Demonstration Platform Documentation
An Orientation to Cloud Computing for Earth Scientists
Cloud computing is service based computing and enables EO experts to focus their efforts on transforming EO data to useful information, rather than on configuring and managing computing systems.
With cloud computing we refer to tiers of services:
- Infrastructure as a Service (IaaS) – e.g. Virtual Machine providing computing resources
- Platform as a Service (PaaS) – e.g. Virtual Machine pre-loaded with useful tools and features
- Software as a Service (SaaS) – e.g. Software accessed through a web system,
- Data as a Service (DaaS) – e.g. EO data accessed through a web interface
A fundamental feature of cloud computing is elasticity – the ability to create a virtual machine on-demand, scale up or down computing resources as needed, and pay for only what you use. With EO datasets are becoming larger with intensive computation needed for data processing, cloud computing provides processing power to complete a massive analytical process and storage when it is needed.

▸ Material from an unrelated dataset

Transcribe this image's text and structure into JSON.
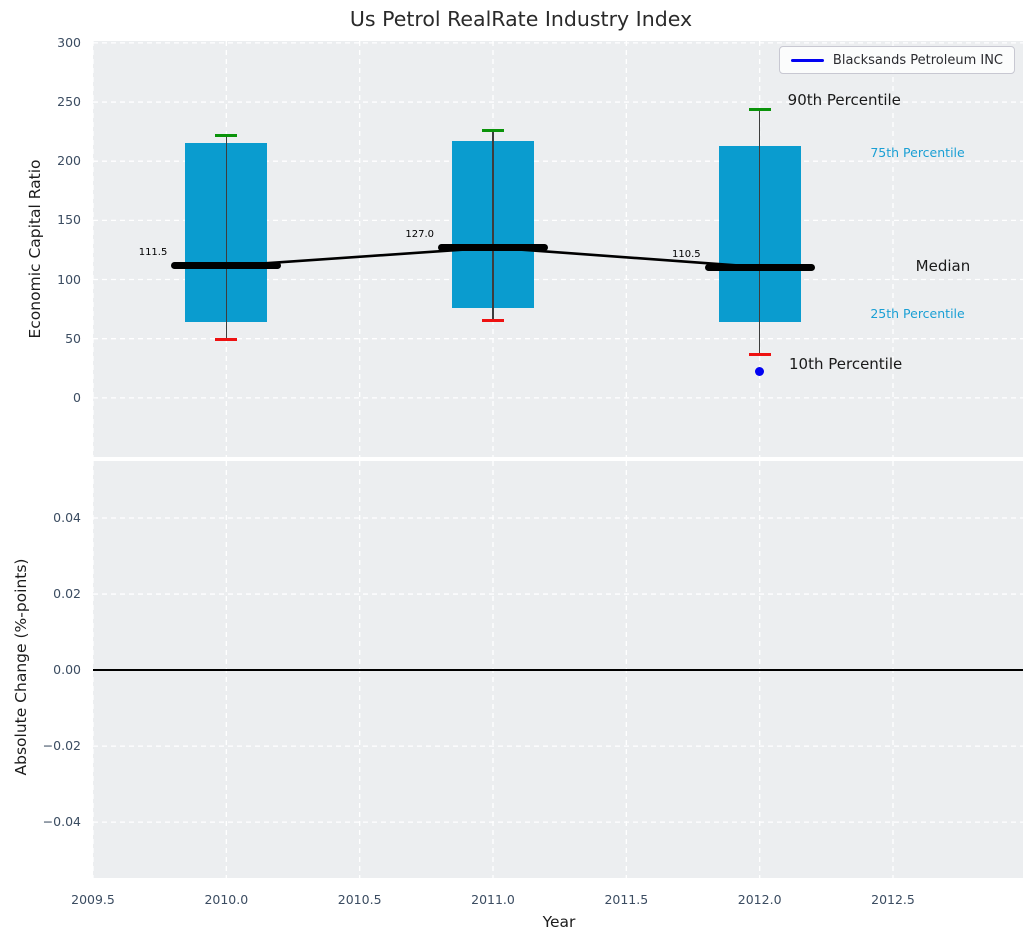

It is important to understand that simply moving your data and existing analytical approaches and tools to a virtual server in the cloud is not cloud computing. The benefits of cloud computing are realized through building of cloud native systems and workflows from the ground up.
Important features of cloud native geospatial platforms include:
- Cloud native formats – these formats enable more efficient workflows on the cloud. The Cloud Optimized GeoTIFF (COG) is a regular GeoTIFF file, aimed at being hosted on a HTTP file server, with an internal organization that lets clients ask for just the portions of a file that they need.
- Object storage – removes the complexity and scalability challenges of a hierarchical file system with folders and directories. The pay-as-you-go model can be much more cost effective especially if satellite EO data are provided as DaaS by the platform. Users need to consider egress fees when retrieving data from the public cloud.
- Metadata and search – when a user wants to search for all the imagery in their area and time of interest, using conventional technology they can’t make just one search — they have to use different tools and connect to API’s that are similar but all slightly different. The SpatioTemporal Asset Catalog (STAC) specification provides a common language to describe a range of geospatial information, so it can more easily be indexed and discovered. STAC aims to make that much easier, by providing common metadata to expose geospatial assets.
- Scaling with containers and Kubernetes – Docker containers are a standard approach to bundle and run applications. Kubernetes provides a framework to manage the deployment and scaling of containers. Dask was developed to scale Python packages and the Python ecosystem to multi-core machines and distributed clusters.